Inoffizielle Weltmeisterschaft im Bauernkegeln :

"Torfnacken" besiegen "Starke Frauen"

In der Schwedenzeit brachten die Skandinavier ihre Bräuche mit in die Region. Einen davon hat Landwirt Peter Markgraf wiederbelebt - das Bauernkegeln.

Turnier-Initiator Peter Markgraf (rechts) beim Hölzchenwurf. Die Bauernkegel-Weltmeisterschaft veranstaltete er in diesem Jahr zum zwanzigsten Mal.             
S. Kühl Turnier-Initiator Peter Markgraf (rechts) beim Hölzchenwurf. Die Bauernkegel-Weltmeisterschaft veranstaltete er in diesem Jahr zum zwanzigsten Mal.  

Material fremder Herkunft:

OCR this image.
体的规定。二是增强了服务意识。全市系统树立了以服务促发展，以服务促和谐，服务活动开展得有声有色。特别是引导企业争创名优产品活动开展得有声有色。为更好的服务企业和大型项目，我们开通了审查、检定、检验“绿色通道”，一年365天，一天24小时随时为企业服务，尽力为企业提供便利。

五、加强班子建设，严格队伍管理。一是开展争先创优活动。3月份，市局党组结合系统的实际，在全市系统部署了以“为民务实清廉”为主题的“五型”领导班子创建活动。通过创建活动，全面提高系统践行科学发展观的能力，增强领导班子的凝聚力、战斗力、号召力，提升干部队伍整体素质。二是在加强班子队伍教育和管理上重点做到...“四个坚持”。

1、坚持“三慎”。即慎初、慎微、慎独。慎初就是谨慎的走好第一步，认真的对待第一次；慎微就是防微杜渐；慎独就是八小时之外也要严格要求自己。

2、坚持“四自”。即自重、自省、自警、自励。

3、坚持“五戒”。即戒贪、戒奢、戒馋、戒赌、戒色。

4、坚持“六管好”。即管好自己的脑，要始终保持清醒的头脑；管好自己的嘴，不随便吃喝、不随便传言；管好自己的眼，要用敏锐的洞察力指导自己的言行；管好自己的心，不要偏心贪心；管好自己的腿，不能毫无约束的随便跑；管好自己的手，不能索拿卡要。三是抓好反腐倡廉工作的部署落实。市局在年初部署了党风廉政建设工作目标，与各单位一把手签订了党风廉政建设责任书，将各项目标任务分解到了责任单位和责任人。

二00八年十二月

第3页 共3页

Es ist ein merkwürdiger Anblick. Mit kurzen Holzstöckchen bewaffnet, nehmen zahlreiche Menschen auf einer Wiese kurze Holzstämme ins Visier. Mit mehr oder weniger gut gezielten Würfen versuchen sie, die Stämme umzuwerfen. Gelingt es, wird das durch den Jubel der Zuschauer kommentiert. Die umgeworfenen Holzklötze fliegen dann ebenfalls durch die Luft, werden aufgestellt, nur um wieder von Stöckchen getroffen, zu Boden zu gehen.

Was aussieht, wie eine sportliche Art der Beschäftigungstherapie, ist die inoffizielle Weltmeisterschaft im Bauernkegeln. Initiiert hat sie Landwirt Peter Markgraf, auf dessen Hof sie einmal im Jahr stattfindet.

Holzklötze mit Stöckchen umwerfen

„Die Regeln sind ganz einfach“, sagt Markgraf. "Zwei Mannschaften versuchen abwechselnd, jeweils die Holzklötze der Gegenpartei mit ihren Stöckchen umzuwerfen." Bis zum Mittag finden die Vorrunden statt, am Nachmittag geht es in die K.O.-Runden. Am Abend wird dann im Finale der Weltmeister ermittelt.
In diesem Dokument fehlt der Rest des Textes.